En avant première au Fifib, j'ai eu la chance de pouvoir voir ce film longtemps avant la sortie officielle. Elle était suivie d'une rapide discussion en visio avec Bouli Lanners, au téléphone, et micro contre le haut parleur du téléphone, à cause de soucis techniques rencontrés pour diffuser le son dans la salle du cinéma. Ça rajoute au charme de la rencontre on va dire haha
La suite contient des spoilers.
Quand je vais au cinéma voir un film, je lis le synopsis avant, et je suis toujours perplexe. Nobody has to know est un film touchant à tous les niveaux. L'histoire d'amour au centre du film est décrite avec douceur et retenue. On vit et ressent avec Millie les tourments dans son coeur, la contradiction entre ce qu'elle souhaite, et ce qu'elle sait ou pense ne pas être moral.
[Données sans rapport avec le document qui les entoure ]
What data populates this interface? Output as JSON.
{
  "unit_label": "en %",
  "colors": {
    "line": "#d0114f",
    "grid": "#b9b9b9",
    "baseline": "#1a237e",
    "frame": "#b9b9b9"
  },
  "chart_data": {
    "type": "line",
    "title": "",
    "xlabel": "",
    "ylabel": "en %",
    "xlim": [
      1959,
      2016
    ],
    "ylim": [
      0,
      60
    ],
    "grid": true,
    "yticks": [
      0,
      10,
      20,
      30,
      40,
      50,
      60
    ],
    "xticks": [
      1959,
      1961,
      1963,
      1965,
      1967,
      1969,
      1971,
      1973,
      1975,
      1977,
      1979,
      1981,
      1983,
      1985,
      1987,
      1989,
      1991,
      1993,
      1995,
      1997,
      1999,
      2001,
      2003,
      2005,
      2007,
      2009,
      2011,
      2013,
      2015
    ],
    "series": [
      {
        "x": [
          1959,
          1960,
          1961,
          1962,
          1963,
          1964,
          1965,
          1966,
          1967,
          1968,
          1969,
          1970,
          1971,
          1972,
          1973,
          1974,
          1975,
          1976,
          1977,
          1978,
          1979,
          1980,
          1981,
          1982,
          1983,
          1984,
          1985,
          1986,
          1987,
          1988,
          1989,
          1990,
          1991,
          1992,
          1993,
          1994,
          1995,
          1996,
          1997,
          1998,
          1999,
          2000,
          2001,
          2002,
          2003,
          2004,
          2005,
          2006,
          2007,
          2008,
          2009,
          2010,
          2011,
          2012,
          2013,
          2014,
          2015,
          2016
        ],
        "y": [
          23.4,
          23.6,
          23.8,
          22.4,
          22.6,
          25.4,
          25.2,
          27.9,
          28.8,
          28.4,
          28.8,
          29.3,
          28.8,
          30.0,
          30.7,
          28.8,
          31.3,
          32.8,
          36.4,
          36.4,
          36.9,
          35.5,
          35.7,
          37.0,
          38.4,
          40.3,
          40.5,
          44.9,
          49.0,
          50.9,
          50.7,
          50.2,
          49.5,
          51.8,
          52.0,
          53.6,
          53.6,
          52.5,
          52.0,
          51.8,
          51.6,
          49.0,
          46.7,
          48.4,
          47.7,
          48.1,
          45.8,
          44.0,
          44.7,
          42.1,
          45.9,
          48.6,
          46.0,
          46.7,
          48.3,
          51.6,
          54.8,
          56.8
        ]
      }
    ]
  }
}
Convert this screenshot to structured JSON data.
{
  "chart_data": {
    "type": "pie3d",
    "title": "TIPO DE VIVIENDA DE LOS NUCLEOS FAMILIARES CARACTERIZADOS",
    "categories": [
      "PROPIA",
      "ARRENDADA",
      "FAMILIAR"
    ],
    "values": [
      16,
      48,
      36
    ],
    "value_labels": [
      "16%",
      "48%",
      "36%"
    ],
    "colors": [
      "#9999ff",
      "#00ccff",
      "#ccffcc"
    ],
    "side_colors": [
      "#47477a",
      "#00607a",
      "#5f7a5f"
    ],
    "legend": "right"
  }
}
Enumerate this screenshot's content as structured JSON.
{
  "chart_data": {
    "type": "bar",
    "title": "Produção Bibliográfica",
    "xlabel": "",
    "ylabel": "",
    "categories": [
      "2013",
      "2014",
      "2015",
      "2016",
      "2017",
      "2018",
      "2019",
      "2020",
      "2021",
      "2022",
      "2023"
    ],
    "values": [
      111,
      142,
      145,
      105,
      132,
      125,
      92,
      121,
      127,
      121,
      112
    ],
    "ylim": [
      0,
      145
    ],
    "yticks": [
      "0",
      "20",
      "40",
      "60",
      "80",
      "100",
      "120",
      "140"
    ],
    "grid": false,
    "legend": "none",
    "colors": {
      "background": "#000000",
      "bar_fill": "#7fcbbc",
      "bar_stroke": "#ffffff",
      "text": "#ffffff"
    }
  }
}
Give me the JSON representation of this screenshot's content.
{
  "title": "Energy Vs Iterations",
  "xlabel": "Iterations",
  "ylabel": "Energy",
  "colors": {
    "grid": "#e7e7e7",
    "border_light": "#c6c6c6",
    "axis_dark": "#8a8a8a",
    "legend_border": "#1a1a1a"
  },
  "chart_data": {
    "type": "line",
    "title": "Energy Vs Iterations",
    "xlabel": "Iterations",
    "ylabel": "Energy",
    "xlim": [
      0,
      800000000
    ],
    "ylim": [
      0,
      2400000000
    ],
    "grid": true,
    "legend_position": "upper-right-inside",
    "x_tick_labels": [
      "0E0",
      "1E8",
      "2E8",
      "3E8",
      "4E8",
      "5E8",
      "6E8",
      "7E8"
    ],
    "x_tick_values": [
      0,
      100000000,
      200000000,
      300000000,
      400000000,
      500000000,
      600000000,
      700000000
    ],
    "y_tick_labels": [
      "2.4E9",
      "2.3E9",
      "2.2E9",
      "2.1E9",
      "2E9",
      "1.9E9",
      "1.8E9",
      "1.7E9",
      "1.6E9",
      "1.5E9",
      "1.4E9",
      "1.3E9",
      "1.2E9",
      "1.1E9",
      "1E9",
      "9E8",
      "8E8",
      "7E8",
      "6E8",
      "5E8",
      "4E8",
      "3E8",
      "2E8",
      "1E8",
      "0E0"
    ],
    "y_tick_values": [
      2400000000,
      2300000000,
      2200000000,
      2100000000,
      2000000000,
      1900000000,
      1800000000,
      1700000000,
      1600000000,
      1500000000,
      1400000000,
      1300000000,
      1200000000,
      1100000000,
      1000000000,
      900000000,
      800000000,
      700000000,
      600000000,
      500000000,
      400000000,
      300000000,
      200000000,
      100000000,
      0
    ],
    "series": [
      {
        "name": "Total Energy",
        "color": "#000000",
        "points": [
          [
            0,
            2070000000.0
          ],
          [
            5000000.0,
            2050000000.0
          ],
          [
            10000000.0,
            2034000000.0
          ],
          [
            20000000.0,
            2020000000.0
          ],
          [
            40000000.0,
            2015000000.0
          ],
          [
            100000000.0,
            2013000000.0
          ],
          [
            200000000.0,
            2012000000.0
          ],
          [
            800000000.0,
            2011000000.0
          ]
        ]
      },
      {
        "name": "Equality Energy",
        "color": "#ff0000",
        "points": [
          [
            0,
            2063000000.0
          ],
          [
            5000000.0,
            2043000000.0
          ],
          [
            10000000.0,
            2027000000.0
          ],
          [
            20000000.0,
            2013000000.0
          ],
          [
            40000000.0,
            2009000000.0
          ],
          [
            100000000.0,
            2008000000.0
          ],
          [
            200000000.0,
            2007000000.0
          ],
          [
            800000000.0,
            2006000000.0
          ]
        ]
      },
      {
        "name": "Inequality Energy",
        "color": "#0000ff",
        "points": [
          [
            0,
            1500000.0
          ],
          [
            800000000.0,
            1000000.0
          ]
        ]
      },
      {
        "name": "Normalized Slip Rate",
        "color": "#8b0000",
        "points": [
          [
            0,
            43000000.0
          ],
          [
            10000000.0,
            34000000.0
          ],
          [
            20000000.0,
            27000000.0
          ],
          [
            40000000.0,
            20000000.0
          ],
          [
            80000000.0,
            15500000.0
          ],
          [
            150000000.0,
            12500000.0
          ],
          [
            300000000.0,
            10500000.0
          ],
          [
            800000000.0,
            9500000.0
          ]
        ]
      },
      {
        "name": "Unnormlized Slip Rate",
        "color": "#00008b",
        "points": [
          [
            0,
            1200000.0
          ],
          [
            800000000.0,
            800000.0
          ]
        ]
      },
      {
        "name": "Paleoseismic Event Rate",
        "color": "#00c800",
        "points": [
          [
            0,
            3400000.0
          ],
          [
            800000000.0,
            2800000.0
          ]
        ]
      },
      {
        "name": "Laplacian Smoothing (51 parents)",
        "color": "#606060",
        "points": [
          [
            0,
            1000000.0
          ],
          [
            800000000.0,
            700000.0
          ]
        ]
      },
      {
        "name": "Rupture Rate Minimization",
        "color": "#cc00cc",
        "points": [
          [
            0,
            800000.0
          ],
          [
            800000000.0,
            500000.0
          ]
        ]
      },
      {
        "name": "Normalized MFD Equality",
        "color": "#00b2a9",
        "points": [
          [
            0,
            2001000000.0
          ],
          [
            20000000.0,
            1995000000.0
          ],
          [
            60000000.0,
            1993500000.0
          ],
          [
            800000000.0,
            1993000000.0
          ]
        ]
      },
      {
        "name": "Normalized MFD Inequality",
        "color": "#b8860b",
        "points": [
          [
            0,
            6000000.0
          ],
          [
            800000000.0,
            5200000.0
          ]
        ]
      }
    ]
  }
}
Michelle Fairley interprète à merveille tous ces sentiments mêlés d'envie et de peur, l'angoisse liée à l'idée de construire un mensonge pour créer une histoire qu'elle aurait souhaitée plus tôt, la difficulté à se laisser aller de peur que son mensonge soit découvert, à la fois par les habitants de la ville, et par Phil, son amant amnésique, ainsi que la tendresse qu'elle ressent pour lui, l'amour qu'elle a envie de s'approprier. Bouli Lanners est touchant dans le rôle de Phil, on ne peut s'empêcher de ressentir une grande tendresse pour cet homme au caractère si doux. La "révélation" de Millie sur leur histoire d'amour passée provoque en lui un désir immédiat de vivre à nouveau cette aventure, c'est criant de sincérité. La tête a peut-être oublié, mais le corps lui est imprégné de l'amour qu'il ressent pour elle.
Et puis il y a cette histoire d'amour entre Brian, le neveu de Millie, et Nigel, le chien que Phil croyait sien. L'innocence sur le visage de Brian, l'attachement qu'il ressent pour ce joli dalmatien ne peut que me saisir au coeur et me renvoyer à l'amour que j'ai pour mon chaton. Alors comment ne pas fondre de bonheur quand les vrais propriétaires de Nigel proposent une sorte de garde partagée ? Mon p'tit cœur était soulagé.
Et puis les décors. Une île Écossaise, le temps gris, l'océan, les grands prés torturés par le vent. C'est d'une beauté incroyable. Les habitants, l'église, le bar, les rapports avec la population locale... On est complètement immergé, on est parmi eux, on est nous aussi perdus sur cette île, on pourrait presque ressentir dans la salle du cinéma la vie de ces personnes.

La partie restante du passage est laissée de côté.